Fortunately, it is easy to convert this into a data frame if we prefer that structure (for plotting, for example).
str(Post5.9 %>% data.frame())
## 'data.frame': 10000 obs. of 5 variables:
## $ sigma: num 0.513 0.742 0.755 0.595 0.66 ...
## $ a.1 : num -0.557 -0.285 -0.209 -0.224 -0.358 ...
## $ a.2 : num 0.0974 0.5181 0.4566 0.246 0.0369 ...
## $ a.3 : num 0.689 0.381 0.648 0.813 0.59 ...
## $ a.4 : num -0.8358 -0.7027 -0.0855 -0.4524 -0.4745 ...
precis(Post5.9, depth = 2)
## mean sd 5.5% 94.5% histogram
## sigma 0.7204276 0.09769931 0.56374050 0.8752755 ▁▁▂▇▇▃▁▁▁
## a[1] -0.4822450 0.21704692 -0.83152325 -0.1381971 ▁▁▁▅▇▅▂▁▁▁
## a[2] 0.3657909 0.21532564 0.02373309 0.7107818 ▁▁▁▃▇▇▂▁▁
## a[3] 0.6760220 0.25542134 0.26656987 1.0802727 ▁▁▁▂▅▇▅▂▁▁▁
## a[4] -0.5861043 0.27328384 -1.02943353 -0.1466456 ▁▁▂▃▇▇▃▂▁▁
precis(Post5.9 %>% data.frame())
## mean sd 5.5% 94.5% histogram
## sigma 0.7204276 0.09769931 0.56374050 0.8752755 ▁▁▂▇▇▃▁▁▁
## a.1 -0.4822450 0.21704692 -0.83152325 -0.1381971 ▁▁▁▅▇▅▂▁▁▁
## a.2 0.3657909 0.21532564 0.02373309 0.7107818 ▁▁▁▃▇▇▂▁▁
## a.3 0.6760220 0.25542134 0.26656987 1.0802727 ▁▁▁▂▅▇▅▂▁▁▁
## a.4 -0.5861043 0.27328384 -1.02943353 -0.1466456 ▁▁▂▃▇▇▃▂▁▁
GGally::ggpairs(Post5.9 %>% data.frame())
## Registered S3 method overwritten by 'GGally':
## method from
## +.gg ggplot2
How can we use this model to compare two of the groups?
Post5.9 %>% data.frame() %>%
mutate(d12 = a.2 - a.1) %>%
gf_dens(~ d12)
Milk <-
Milk %>%
mutate(
K = standardize(kcal.per.g), # we already did this, so this is just a reminder
N = rethinking::standardize(neocortex.perc),
M = standardize(log(mass))
)
# This fails.
m5.5_draft <-
quap(
alist(
K ~ dnorm(mu, sigma),
mu <- a + b_N * N,
a ~ dnorm(0, 1),
b_N ~ dnorm(0, 1),
sigma ~ dexp(1)
),
data = Milk
)
## Error in quap(alist(K ~ dnorm(mu, sigma), mu <- a + b_N * N, a ~ dnorm(0, : initial value in 'vmmin' is not finite
## The start values for the parameters were invalid.
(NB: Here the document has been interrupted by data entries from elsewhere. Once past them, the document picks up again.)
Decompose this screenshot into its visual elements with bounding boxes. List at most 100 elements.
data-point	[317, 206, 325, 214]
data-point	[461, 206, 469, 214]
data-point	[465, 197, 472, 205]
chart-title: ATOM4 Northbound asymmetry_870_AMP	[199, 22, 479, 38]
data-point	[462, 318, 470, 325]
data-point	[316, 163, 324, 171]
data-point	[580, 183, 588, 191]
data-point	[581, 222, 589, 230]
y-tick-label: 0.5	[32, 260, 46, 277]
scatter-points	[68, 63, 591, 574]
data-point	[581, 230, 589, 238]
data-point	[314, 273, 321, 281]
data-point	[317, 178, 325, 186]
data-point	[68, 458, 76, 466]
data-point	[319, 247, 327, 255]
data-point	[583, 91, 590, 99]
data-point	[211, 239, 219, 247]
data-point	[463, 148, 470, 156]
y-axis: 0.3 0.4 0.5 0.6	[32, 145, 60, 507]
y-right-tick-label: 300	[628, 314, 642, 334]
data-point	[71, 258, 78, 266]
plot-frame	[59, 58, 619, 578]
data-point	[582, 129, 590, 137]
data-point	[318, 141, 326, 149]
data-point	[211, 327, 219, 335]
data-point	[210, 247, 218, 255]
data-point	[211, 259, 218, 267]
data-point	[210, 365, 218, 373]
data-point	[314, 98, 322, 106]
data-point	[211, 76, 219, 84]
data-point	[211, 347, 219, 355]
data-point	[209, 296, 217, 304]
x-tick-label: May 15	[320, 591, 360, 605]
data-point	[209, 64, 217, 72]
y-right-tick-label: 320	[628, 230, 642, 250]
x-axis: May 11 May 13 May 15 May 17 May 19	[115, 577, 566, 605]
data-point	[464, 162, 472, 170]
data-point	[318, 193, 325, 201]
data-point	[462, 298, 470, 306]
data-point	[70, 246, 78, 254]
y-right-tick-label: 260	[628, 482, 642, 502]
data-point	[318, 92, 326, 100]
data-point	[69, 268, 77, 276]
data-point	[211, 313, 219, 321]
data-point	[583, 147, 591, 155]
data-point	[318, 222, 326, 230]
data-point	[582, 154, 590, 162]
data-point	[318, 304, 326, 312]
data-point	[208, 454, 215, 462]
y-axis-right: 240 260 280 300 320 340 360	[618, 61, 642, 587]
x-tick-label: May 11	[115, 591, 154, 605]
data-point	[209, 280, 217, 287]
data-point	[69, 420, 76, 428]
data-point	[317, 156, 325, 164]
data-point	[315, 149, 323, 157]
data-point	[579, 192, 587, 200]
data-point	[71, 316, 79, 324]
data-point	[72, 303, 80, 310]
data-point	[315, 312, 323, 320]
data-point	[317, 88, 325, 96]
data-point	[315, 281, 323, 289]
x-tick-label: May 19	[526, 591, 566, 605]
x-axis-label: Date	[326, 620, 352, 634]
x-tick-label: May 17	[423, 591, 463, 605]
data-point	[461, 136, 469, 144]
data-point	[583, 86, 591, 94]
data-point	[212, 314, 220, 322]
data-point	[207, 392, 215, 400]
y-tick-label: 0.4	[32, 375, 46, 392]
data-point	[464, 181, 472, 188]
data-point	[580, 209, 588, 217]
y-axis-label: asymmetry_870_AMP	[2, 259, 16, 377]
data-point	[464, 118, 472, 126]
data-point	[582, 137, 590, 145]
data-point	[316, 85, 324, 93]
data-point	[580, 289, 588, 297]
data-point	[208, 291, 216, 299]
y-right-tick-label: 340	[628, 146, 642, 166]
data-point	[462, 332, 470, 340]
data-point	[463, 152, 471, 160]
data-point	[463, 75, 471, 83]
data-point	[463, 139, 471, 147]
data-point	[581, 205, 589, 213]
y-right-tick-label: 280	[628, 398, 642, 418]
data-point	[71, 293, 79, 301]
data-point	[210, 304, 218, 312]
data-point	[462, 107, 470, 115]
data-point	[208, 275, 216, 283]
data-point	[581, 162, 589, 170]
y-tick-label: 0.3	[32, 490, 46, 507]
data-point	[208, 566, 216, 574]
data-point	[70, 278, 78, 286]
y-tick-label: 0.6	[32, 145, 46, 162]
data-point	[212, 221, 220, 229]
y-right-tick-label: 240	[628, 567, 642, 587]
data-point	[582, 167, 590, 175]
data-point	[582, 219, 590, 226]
This could be caused by missing values (NA) in the data or by start values outside the parameter constraints. If there are no NA values in the data, try using explicit start values.
# Here's why the previous chunk failed -- missing data!
df_stats( ~ neocortex.perc + N, data = Milk)
## response min Q1 median Q3 max
## 1 neocortex.perc 55.160000 64.5400000 68.8500000 71.2600000 76.300000
## 2 N -2.080196 -0.5086413 0.2134697 0.6172487 1.461666
## mean sd n missing
## 1 6.757588e+01 5.968612 17 12
## 2 -4.124815e-16 1.000000 17 12
# Let's grab just the rows that have no missing data.
MilkCC <- Milk %>% drop_na(K, N, M)
df_stats( ~ neocortex.perc + N, data = MilkCC)
## response min Q1 median Q3 max
## 1 neocortex.perc 55.160000 64.5400000 68.8500000 71.2600000 76.300000
## 2 N -2.080196 -0.5086413 0.2134697 0.6172487 1.461666
## mean sd n missing
## 1 6.757588e+01 5.968612 17 0
## 2 -4.124815e-16 1.000000 17 0
m5.5_draft <-
quap(
alist(
K ~ dnorm(mu, sigma),
mu <- a + b_N * N,
a ~ dnorm(0, 1),
b_N ~ dnorm(0, 1),
sigma ~ dexp(1)
),
data = MilkCC
)
extract.prior(m5.5_draft, n = 100) %>%
glimpse()
## List of 3
## $ a : num [1:100(1d)] 0.525 -0.312 -1.093 0.757 0.287 ...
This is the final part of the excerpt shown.